Richard E. Dutrow Sr.

Personal information
- Born: March 8, 1937 United States
- Died: February 19, 1999 (aged 61)
- Occupation: Trainer

Horse racing career
- Sport: Horse racing
- Career wins: 3,665

Major racing wins
- Oceanport Handicap (1973) Vosburgh Stakes (1986) Tom Fool Handicap (1988) Aqueduct Handicap (1987, 1990) Bold Ruler Handicap (1988, 1996) Gardenia Stakes (1990) Carter Handicap (1995, 1996) Frank J. De Francis Memorial Dash (1995, 1996)

Racing awards
- U.S. Champion Thoroughbred Trainer by wins (1975)

Significant horses
- Flawlessly, King's Swan, Lite The Fuse

= Richard E. Dutrow Sr. =

American horse trainer (1937–1999)

Richard E. "Dick" Dutrow Sr. (March 8, 1937 – February 19, 1999) was an American Thoroughbred racehorse trainer. Dutrow, along with King T. Leatherbury, John J. Tammaro Jr. and Hall of Fame inductee Bud Delp, were known as Maryland racing's "Big Four". They dominated racing in that state during the 1960s and 1970s and helped modernize flat racing training.

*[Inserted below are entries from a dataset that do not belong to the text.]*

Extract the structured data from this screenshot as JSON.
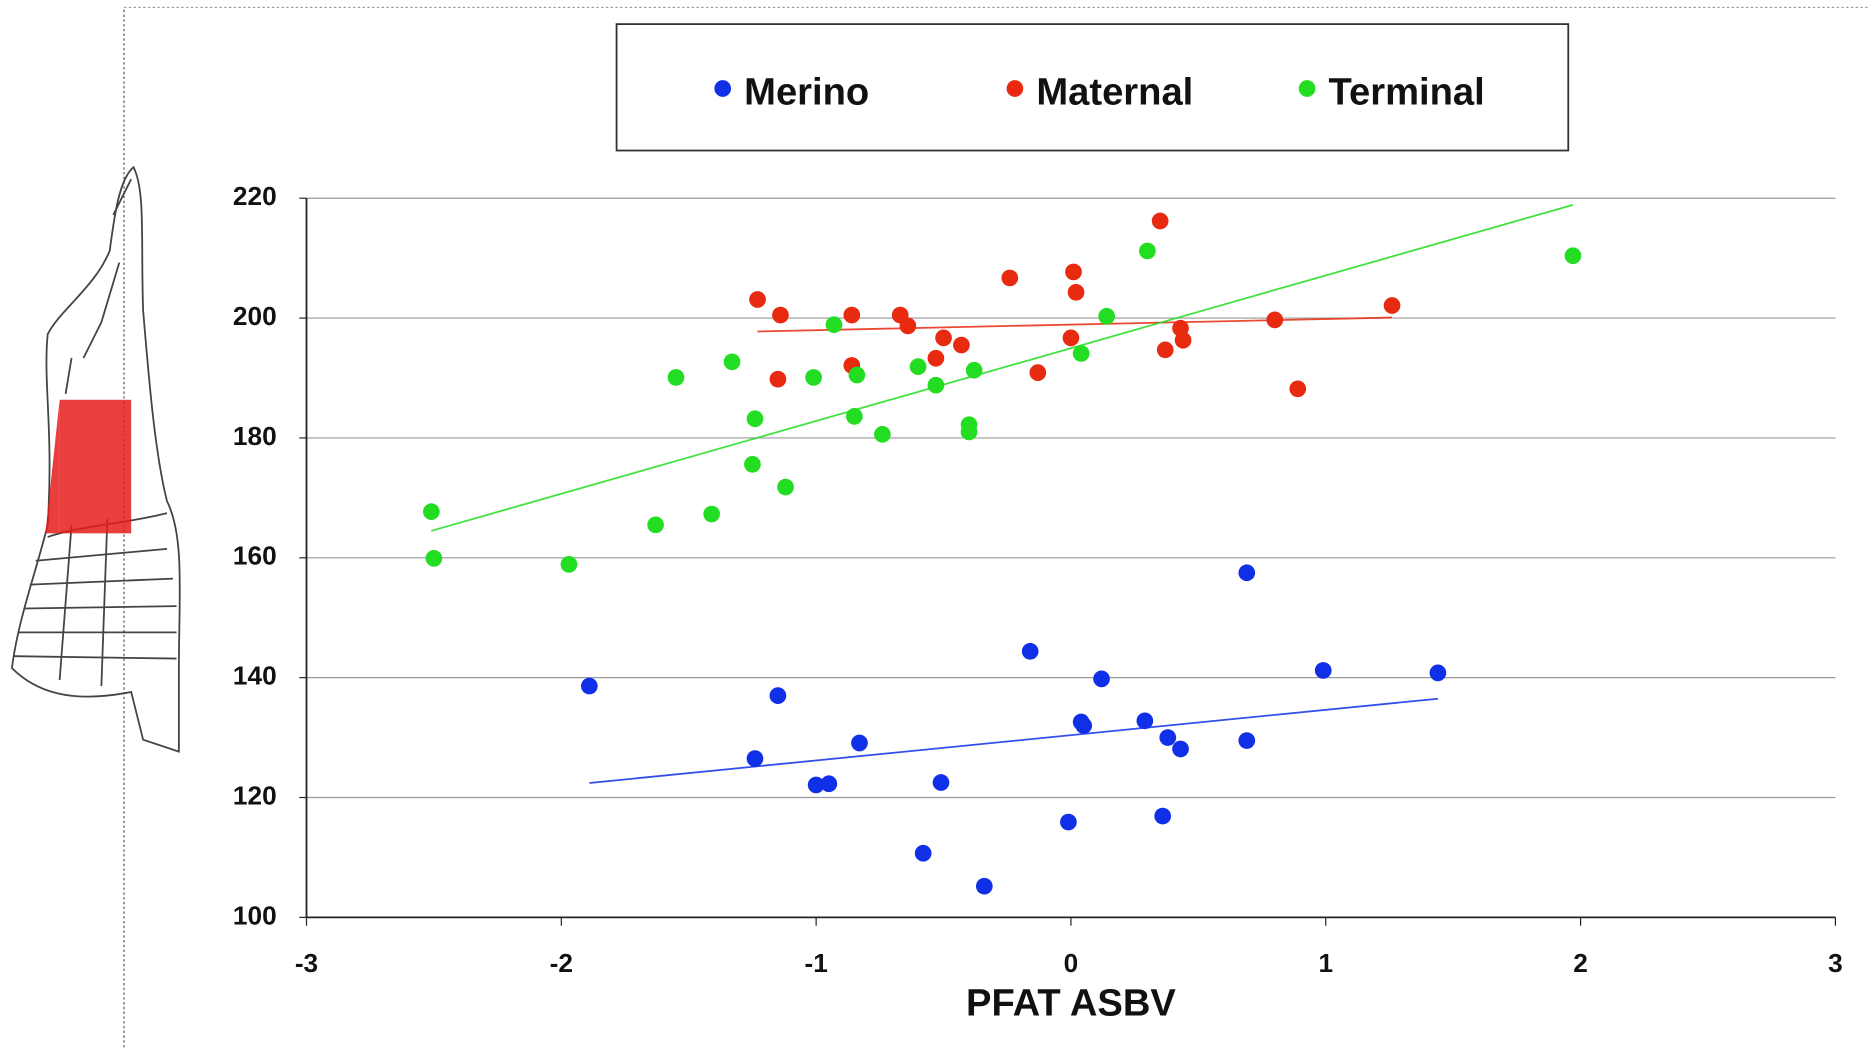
{
  "chart_data": {
    "type": "scatter",
    "x_label": "PFAT ASBV",
    "xlim": [
      -3,
      3
    ],
    "xticks": [
      -3,
      -2,
      -1,
      0,
      1,
      2,
      3
    ],
    "ylim": [
      100,
      220
    ],
    "yticks": [
      100,
      120,
      140,
      160,
      180,
      200,
      220
    ],
    "grid": true,
    "trendlines": true,
    "legend": "top",
    "series": [
      {
        "name": "Merino",
        "color": "#1030e8",
        "x": [
          -1.89,
          -1.15,
          -1.24,
          -0.83,
          -1.0,
          -0.95,
          -0.51,
          -0.58,
          -0.34,
          -0.16,
          -0.01,
          0.04,
          0.05,
          0.12,
          0.29,
          0.36,
          0.38,
          0.43,
          0.69,
          0.69,
          0.99,
          1.44
        ],
        "values": [
          138.6,
          137.0,
          126.5,
          129.1,
          122.1,
          122.3,
          122.5,
          110.7,
          105.2,
          144.4,
          115.9,
          132.6,
          132.0,
          139.8,
          132.8,
          116.9,
          130.0,
          128.1,
          157.5,
          129.5,
          141.2,
          140.8
        ]
      },
      {
        "name": "Maternal",
        "color": "#e82a10",
        "x": [
          -1.23,
          -1.14,
          -1.15,
          -0.86,
          -0.86,
          -0.67,
          -0.64,
          -0.53,
          -0.5,
          -0.43,
          -0.24,
          -0.13,
          0.01,
          0.02,
          0.0,
          0.35,
          0.37,
          0.43,
          0.44,
          0.8,
          0.89,
          1.26
        ],
        "values": [
          203.1,
          200.5,
          189.8,
          200.5,
          192.1,
          200.5,
          198.7,
          193.3,
          196.7,
          195.5,
          206.7,
          190.9,
          207.7,
          204.3,
          196.7,
          216.2,
          194.7,
          198.3,
          196.3,
          199.7,
          188.2,
          202.1
        ]
      },
      {
        "name": "Terminal",
        "color": "#22dd22",
        "x": [
          -2.51,
          -2.5,
          -1.97,
          -1.63,
          -1.55,
          -1.41,
          -1.33,
          -1.25,
          -1.24,
          -1.12,
          -1.01,
          -0.93,
          -0.85,
          -0.84,
          -0.74,
          -0.6,
          -0.53,
          -0.4,
          -0.4,
          -0.38,
          0.04,
          0.14,
          0.3,
          1.97
        ],
        "values": [
          167.7,
          159.9,
          158.9,
          165.5,
          190.1,
          167.3,
          192.7,
          175.6,
          183.2,
          171.8,
          190.1,
          198.9,
          183.6,
          190.5,
          180.6,
          191.9,
          188.8,
          182.2,
          181.0,
          191.3,
          194.1,
          200.3,
          211.2,
          210.4
        ]
      }
    ]
  }
}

Richard Dutrow Sr. began training race horses in the 1950s. Living in Hagerstown, Maryland, where his son Richard Jr. was born in 1959, his success at the small half-mile track in his hometown plus at others in such places as Bel Air, Upper Marlboro and Cumberland as well as at Waterford Park in Chester, West Virginia led to his moving to the larger tracks on the Maryland racing circuit. For many years Dutrow concentrated on making a living through winning as many races as possible through his astute horse selection and his training methods. However, later in his career he competed on the New York racing circuit and developed top Grade I winners such as Lite The Fuse and the horse known as the "King of Aqueduct," King's Swan. He trained future U.S. Racing Hall of Fame inductee Flawlessly through her two-year-old season before the filly was sent by her owner to race in California.

In 1975, Richard Dutrow led all trainers in the United States with a then record 352 wins.

Although Richard E. Dutrow Sr. died in 1999, as at April 2010 he remains in the all-time top fifteen in career wins by trainers.